This simple and comforting recipe for Creamy Italian Chicken is not meant to be a gourmet treat. It is delicious and flavorful and perfect on a cold fall or winter night. I often add a package of baby carrots for more color and nutrition. Some chopped garlic is good too.
This tasty recipe is rich and creamy because it uses condensed soup and cream cheese. It's excellent served over hot cooked rice, couscous, or pasta. Add a nice green salad tossed with sliced mushrooms and some grape tomatoes, with a vinaigrette dressing, and some crisp garlic toast for a complete meal.

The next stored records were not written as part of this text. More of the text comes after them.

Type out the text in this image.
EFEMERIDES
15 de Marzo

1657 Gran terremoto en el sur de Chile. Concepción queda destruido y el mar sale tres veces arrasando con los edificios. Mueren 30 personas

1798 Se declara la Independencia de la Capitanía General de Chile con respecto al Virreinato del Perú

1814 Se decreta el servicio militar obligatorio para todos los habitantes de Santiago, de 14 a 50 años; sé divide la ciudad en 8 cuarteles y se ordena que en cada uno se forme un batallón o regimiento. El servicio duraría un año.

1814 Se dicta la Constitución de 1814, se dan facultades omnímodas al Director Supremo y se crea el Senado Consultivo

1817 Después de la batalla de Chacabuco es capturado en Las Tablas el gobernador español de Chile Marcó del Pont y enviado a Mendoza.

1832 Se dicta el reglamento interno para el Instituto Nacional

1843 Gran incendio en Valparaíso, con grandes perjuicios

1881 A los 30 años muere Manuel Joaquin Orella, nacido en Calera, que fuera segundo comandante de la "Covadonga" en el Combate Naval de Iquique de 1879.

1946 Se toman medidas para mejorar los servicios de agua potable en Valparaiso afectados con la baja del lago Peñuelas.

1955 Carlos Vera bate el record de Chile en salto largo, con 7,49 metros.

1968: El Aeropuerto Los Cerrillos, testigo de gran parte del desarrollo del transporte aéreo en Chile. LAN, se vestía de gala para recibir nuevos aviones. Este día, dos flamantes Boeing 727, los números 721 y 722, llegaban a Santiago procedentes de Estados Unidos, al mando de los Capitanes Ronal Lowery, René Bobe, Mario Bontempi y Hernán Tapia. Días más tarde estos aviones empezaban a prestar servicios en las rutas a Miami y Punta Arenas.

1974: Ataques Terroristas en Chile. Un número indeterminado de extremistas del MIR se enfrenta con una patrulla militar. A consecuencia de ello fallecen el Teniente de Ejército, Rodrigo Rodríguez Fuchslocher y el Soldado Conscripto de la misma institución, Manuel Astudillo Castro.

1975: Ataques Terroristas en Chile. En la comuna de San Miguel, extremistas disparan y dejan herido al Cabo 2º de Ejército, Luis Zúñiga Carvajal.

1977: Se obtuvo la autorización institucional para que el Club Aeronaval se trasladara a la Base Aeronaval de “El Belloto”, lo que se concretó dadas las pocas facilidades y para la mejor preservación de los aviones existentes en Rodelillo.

- 1 (2 pounds boneless, skinless chicken breasts
- 1/4 cup butter, melted
- 1 (8-ounce) block cream cheese, softened, cut into cubes
- 1 teaspoon dried chives
- 10.75 ounce) can condensed cream of onion soup
- 1 (0.7 ounce) package dry Italian Salad Dressing mix
- 1/4 cup water
- 1 teaspoon dried Italian seasoning
- 1/8 teaspoon pepper
- Gather the ingredients.
- Cut the chicken breasts into wide strips and place into a 3 to 4 quart crockpot.
- In a medium bowl, combine the melted butter, softened cream cheese, canned condensed soup, Italian dressing mix, water, Italian seasoning, and pepper and stir until blended. Pour this mixture over the chicken in the crockpot.
- Cover and cook on low for 6 to 8 hours or until the chicken is thoroughly cooked to at least 165°F, tested with a meat thermometer. Stir well, then serve over hot cooked pasta or rice.
I've had some comments that the sauce in this recipe isn't thick enough. If that's the case, combine 2 tablespoons cornstarch with 2 tablespoons cold water and blend until smooth. Stir into the crockpot and cook on high for 10 minutes until the sauce thickens.
You could add vegetables to this recipe to make it a one-dish meal. A package of baby carrots, or a cup of chopped onion should be placed under the chicken and cooked for the full time. Add sliced mushrooms to the crockpot in the last 2 hours. And add sliced bell peppers or zucchini during the last hour of cooking for more nutrition.